Drohende Fahrverbote Studie sieht kaum Luft-Verbesserungen in deutschen Städten

Berlin · Der Autoexperte Dudenhöffer hat Daten von Messstationen im gesamten Bundesgebiet ausgewertet. Er drängt auf Hardware-Nachrüstungen, weil er bisher nur geringe Erfolge feststellen kann. Kanzlerin Merkel kündigt an, notfalls Steuergelder für Dieselfahrer zu verwenden.

 Ein Fahrverbotsschild für Fahrzeuge mit Diesel-Motor in Hamburg (Archiv).

Ein Fahrverbotsschild für Fahrzeuge mit Diesel-Motor in Hamburg (Archiv).

Foto: dpa/Daniel Bockwoldt

Seit 2017 hat es unterschiedliche Maßnahmen zur Verbesserung der Luftqualität in besonders belasteten Städten gegeben. Doch diese haben kaum etwas gebracht, wie der Autoexperte Ferdinand Dudenhöffer von der Universität Duisburg-Essen nun herausgefunden haben will.

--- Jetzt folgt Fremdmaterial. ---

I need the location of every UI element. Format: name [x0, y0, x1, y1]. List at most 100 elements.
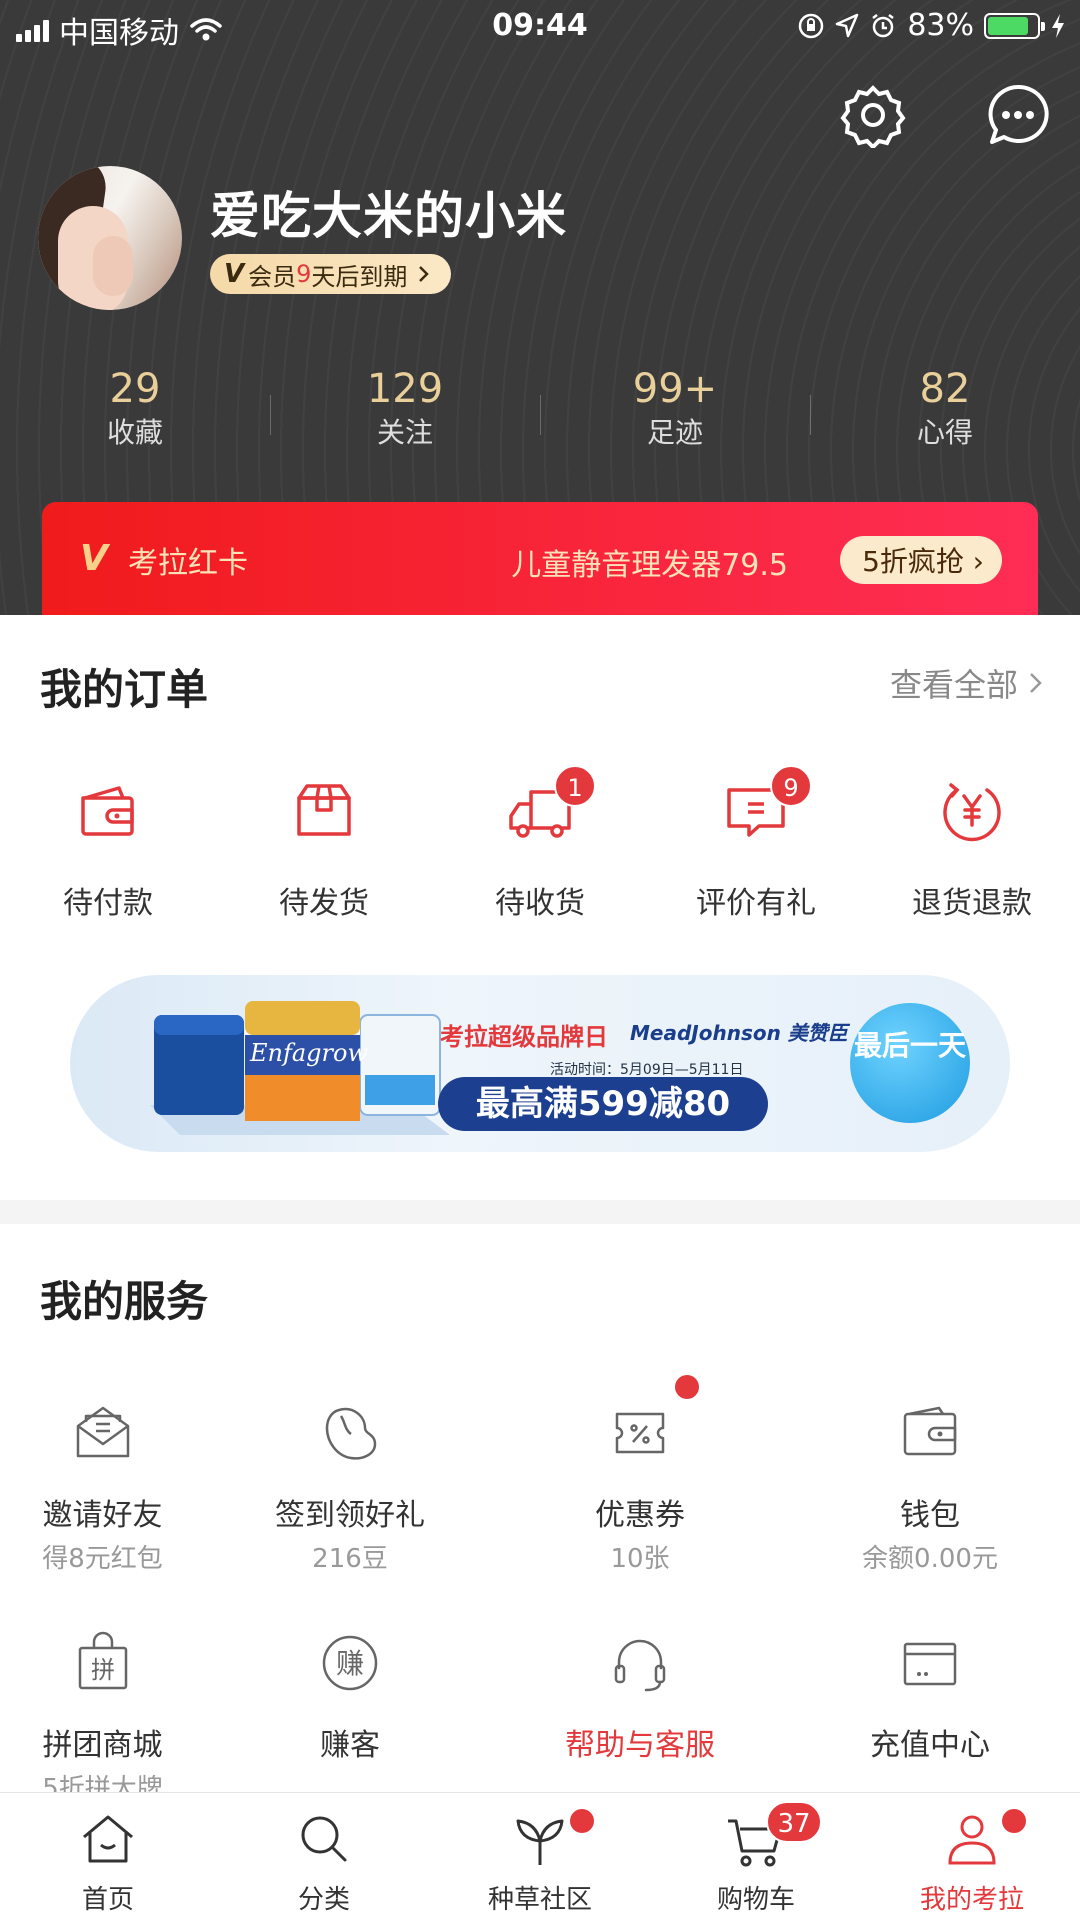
stat-history[interactable]: 99+ 足迹	[540, 365, 810, 465]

Aus einer neuen Studie, die unserer Redaktion vorliegt, geht hervor, dass an bundesweit 387 Messstationen in diesem Jahr kaum bessere Werte gemessen wurden als noch 2017. „Umweltprämien, Verschrottungsaktionen, Software-Updates, Pläne für mehr Radwege, einige Umrüstungen von kommunalen Fahrzeugen und wenige Elektrobusse – das Ergebnis auf die Belastungsregionen, in denen Messstationen online einsehbar sind, ist nicht spürbar“, heißt es in der Studie. So gingen die Stickoxidwerte in besonders belasteten Städten mit mehr als 50 Mikrogramm je Kubikmeter Luft (der EU-Grenzwert liegt bei 40 Mikrogramm) im Durchschnitt um nur fünf Prozent zurück. In allen anderen Kommunen mit geringerer Belastung waren die Rückgänge noch niedriger. Für Dudenhöffer ist das ein Armutszeugnis der Politik. „Unsere Studie unterstreicht, dass ohne Hardware-Nachrüstungen mit hoher Wahrscheinlichkeit die Grenzwerte auch in fünf Jahren noch gerissen werden.“ Mit Fahrverboten müsse man dann lange rechnen, so der Experte.

Er übt zudem Kritik an den jüngsten Plänen der Bundesregierung, über eine Änderung des Bundesimmissionsschutzgesetzes den Umgang mit den EU-Grenzwerten so anzupassen, dass Fahrverbote umgangen werden können. „In dem peinlichen Diesel-Schauspiel der Regierung wird von der Bundeskanzlerin der Eindruck erweckt, jetzt auch noch Gesetze verbiegen zu wollen“, sagte Dudenhöffer. Das sehe sehr nach einem durchschaubaren Wahlkampfmanöver für die Hessenwahl aus. Kanzlerin Angela Merkel (CDU) hatte das Vorhaben bekräftigt, mit der Änderung des Bundesimmissionsschutzgesetzes Kommunen mehr Verlässlichkeit zur Abwehr von Fahrerboten zu geben, die den Grenzwert von 40 Mikrogramm Stickstoffdioxid um höchstens zehn Mikrogramm überschreiten. Innerhalb der Bundesregierung wird darum noch gerungen. Das Gesetz selbst wird am Mittwoch wohl nicht im Kabinett sein, möglicherweise aber andere Maßnahmen zum Diesel (wie hoch der NO2-Wert in NRW-Städten ist, lesen Sie hier).

Merkel schloss nun auch nicht mehr aus, Steuergelder, die eigentlich zur Förderung von Elektroautos vorgesehen waren, für geschädigte Dieselfahrer einzusetzen. „Da sind viele Gelder noch vorhanden, und die könnten natürlich auch für andere Formen der Mobilität genutzt werden", sagte sie dem Hessischen Rundfunk. Steuergelder seien dabei allerdings "allenfalls die letzte Option". In wenigen Tagen wird in Hessen gewählt, in Frankfurt am Main sind Fahrverbote wohl nicht mehr abzuwenden.

In einer Umfrage befanden fast zwei Drittel (65 Prozent) der Befragten, dass Merkel nicht entschieden genug für die Interessen der Dieselfahrer eintrete. Zugleich gaben fast drei Viertel (72 Prozent) an, sie hätten kein Vertrauen, dass sich Regierung und Autobranche auf einen Kompromiss einigen, der Fahrverbote weitestgehend verhindern könnte. Das Meinungsforschungsinstitut YouGov hatte mehr als 2000 Personen im Auftrag der Deutschen Presse-Agentur befragt.